Whether this is the real reason behind his half-hearted involvement in Pakistan's national affairs or his secret commitments are behind it, the net result is that his position in the country's politics and that of the Nawaz League has taken a plunge which could take a lot of effort to rebuild.
Other blows the party has suffered during the year include a "secret" midnight meeting of Shahbaz with the Army Chief and the regrettable statement about the Taliban made by the former. A number of Nawaz League MNAs and MPAs were found involved in crimes like theft, impersonation, undue interference in official working for personal gain, molesting women, hit and run episodes, illegal building constructions and use of fake academic degrees.

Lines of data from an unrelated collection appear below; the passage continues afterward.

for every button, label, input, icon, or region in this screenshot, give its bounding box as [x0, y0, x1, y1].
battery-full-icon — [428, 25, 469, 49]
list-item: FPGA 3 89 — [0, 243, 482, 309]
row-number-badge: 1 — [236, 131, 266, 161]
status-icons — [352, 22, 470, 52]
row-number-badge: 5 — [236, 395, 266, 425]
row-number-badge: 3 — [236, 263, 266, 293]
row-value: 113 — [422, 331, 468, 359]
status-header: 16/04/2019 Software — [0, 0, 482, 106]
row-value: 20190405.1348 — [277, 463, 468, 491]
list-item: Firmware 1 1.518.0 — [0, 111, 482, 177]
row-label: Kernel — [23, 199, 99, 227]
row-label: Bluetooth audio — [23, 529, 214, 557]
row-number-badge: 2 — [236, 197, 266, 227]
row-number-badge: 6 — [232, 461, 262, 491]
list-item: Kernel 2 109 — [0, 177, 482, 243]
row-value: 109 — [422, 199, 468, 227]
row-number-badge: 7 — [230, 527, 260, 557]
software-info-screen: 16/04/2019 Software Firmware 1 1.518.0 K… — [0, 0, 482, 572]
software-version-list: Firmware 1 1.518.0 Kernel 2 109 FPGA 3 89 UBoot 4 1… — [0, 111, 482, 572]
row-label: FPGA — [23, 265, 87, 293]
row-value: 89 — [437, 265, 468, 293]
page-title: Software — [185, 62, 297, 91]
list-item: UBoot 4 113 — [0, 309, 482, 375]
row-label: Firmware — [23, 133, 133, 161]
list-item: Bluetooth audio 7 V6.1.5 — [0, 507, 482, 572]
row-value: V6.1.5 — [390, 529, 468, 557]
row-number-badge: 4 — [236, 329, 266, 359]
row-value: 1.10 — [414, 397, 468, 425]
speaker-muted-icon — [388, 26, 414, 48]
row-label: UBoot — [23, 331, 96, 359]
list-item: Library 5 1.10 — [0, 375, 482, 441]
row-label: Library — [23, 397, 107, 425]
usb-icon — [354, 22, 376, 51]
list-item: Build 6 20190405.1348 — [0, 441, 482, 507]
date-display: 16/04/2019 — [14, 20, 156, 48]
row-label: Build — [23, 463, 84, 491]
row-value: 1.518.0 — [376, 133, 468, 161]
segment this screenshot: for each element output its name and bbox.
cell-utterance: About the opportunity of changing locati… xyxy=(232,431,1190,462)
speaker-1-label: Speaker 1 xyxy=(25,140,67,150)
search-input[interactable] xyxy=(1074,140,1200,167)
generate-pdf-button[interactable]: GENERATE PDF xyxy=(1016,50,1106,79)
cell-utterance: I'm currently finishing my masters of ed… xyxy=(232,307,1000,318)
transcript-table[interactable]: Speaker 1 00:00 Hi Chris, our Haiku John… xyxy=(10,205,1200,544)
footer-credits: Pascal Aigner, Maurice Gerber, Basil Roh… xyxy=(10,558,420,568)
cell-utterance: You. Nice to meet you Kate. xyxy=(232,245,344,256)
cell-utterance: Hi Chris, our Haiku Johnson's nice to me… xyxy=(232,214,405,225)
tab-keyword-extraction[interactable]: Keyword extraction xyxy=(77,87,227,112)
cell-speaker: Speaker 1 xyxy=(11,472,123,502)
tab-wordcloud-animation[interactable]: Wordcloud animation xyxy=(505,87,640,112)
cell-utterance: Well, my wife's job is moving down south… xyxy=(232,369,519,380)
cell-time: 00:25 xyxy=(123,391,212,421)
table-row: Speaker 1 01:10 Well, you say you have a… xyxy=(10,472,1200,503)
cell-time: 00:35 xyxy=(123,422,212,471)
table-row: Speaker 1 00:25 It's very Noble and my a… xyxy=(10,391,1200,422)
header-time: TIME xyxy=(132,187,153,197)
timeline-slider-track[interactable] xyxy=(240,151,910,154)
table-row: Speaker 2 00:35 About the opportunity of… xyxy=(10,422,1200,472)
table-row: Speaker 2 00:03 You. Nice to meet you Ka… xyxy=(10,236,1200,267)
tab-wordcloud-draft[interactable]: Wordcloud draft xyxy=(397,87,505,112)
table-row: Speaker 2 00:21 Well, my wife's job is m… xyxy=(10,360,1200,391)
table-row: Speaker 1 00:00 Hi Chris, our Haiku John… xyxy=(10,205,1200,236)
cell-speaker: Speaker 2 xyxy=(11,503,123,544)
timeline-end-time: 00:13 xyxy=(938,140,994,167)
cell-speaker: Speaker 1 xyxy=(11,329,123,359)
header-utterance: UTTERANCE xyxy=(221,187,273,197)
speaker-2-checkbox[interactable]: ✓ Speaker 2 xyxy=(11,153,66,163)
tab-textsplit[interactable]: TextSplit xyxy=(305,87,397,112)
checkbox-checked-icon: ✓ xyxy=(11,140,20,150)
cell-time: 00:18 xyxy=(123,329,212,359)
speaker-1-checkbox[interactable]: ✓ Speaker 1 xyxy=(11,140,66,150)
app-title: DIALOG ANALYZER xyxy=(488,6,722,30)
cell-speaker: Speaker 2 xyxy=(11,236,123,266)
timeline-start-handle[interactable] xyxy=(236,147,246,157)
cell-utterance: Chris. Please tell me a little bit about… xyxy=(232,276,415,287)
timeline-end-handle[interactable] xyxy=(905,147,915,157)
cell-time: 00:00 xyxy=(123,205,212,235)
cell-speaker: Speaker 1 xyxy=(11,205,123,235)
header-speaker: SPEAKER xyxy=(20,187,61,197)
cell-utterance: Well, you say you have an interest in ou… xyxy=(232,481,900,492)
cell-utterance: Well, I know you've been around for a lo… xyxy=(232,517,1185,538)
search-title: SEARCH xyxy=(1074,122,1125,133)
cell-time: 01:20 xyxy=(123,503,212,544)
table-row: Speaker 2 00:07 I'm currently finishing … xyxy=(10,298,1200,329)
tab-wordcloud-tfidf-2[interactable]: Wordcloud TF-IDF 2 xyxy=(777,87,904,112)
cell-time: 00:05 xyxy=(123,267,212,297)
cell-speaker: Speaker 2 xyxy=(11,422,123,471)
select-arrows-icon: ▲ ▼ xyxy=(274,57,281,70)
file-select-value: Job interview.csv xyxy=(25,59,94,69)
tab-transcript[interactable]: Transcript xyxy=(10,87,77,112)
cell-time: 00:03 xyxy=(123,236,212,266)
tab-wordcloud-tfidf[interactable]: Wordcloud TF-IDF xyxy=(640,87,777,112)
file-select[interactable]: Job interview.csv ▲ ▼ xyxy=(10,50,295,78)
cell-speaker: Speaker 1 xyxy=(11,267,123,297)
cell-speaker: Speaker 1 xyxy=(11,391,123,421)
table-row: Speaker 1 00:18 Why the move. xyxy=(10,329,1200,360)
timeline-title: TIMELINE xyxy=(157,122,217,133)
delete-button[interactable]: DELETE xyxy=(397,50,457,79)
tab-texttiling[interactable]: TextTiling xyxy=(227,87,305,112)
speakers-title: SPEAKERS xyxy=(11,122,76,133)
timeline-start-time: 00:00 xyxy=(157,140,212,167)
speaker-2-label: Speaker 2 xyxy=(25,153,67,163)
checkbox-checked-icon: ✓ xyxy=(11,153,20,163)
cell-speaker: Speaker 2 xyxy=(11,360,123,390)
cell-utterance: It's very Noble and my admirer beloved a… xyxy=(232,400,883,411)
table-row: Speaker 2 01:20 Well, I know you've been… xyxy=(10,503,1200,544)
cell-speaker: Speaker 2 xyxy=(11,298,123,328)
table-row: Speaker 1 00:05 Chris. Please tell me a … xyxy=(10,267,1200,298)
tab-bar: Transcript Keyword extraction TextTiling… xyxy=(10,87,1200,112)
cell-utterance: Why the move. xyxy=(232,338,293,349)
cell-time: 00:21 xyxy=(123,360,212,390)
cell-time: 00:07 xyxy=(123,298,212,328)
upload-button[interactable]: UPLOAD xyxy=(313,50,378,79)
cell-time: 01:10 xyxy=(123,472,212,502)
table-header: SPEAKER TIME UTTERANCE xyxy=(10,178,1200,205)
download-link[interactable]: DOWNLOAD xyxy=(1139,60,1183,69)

This raised questions about the kind of people, who are awarded tickets by the Nawaz League. Mercifully many of these criminals were forced by the party to relinquish their seats through resignation, unlike we may say the PPP, which has awarded its ticket for a by election to one (Jamshed Dasti), who had very recently been forced to resign due to using deceit to obtain eligibility for the previous election.
Hazara opens Pandora's box: There was already some talk in the air by Muhammad Ali Durrani of PML-Q (whose reputation was in shreds due to his misstatements in defence of Musharraf, his erstwhile chief) about a new province covering the former Bahawalpur state, but it was largely ignored. Thanks to the Hazara episode, a host of leaders are now in the field pumping for this or that new province.
Barrister Aitzaz Ahsan expressed the view that creation of new provinces in the country would further strengthen the federation and proposed to the government to constitute a commission which should tour the country and look into the matter of creation of new provinces. He was of the view that with more and more development, people tended to demand the facilities at their doorstep and that meeting this need would benefit the people as well as the federation and the country.
Sardar Zulfiqar Khosa, senior advisor to the Punjab Chief Minister, said the PML-N would support the creation of new provinces if that is what the people want, but it will not support new units that are proposed on linguistic grounds. He said Seraiki was the language spoken by people who lived in parts of south Punjab, Sindh and NWFP, and was not the sole language of southern Punjab.
Chaudhry Shujaat Hussain, President of PML-Q, formally announced support for the demand for new provinces, expressing the view that "imbalance in Punjab is causing a strain to the federation." The PML-Q expressed support for the Hazara province. PML-N senior leader Javed Hashmi declared: 'New provinces have now become the need of the hour,' and expressed support for new provinces in Hazara and in southern Punjab. MQM supermo Altaf Hussain has said making new provinces should be made easier.
We thus appear to be entering choppy waters with eyes open, since creation of new provinces will mean some provinces will end up losing part of their clout and resources. Deciding the exact boundaries of new provinces (in Sindh for example) will, therefore, be a very divisive step which could cause deep fissures between different sections of society in the country in its present state of turmoil and lack of political maturity. Be warned!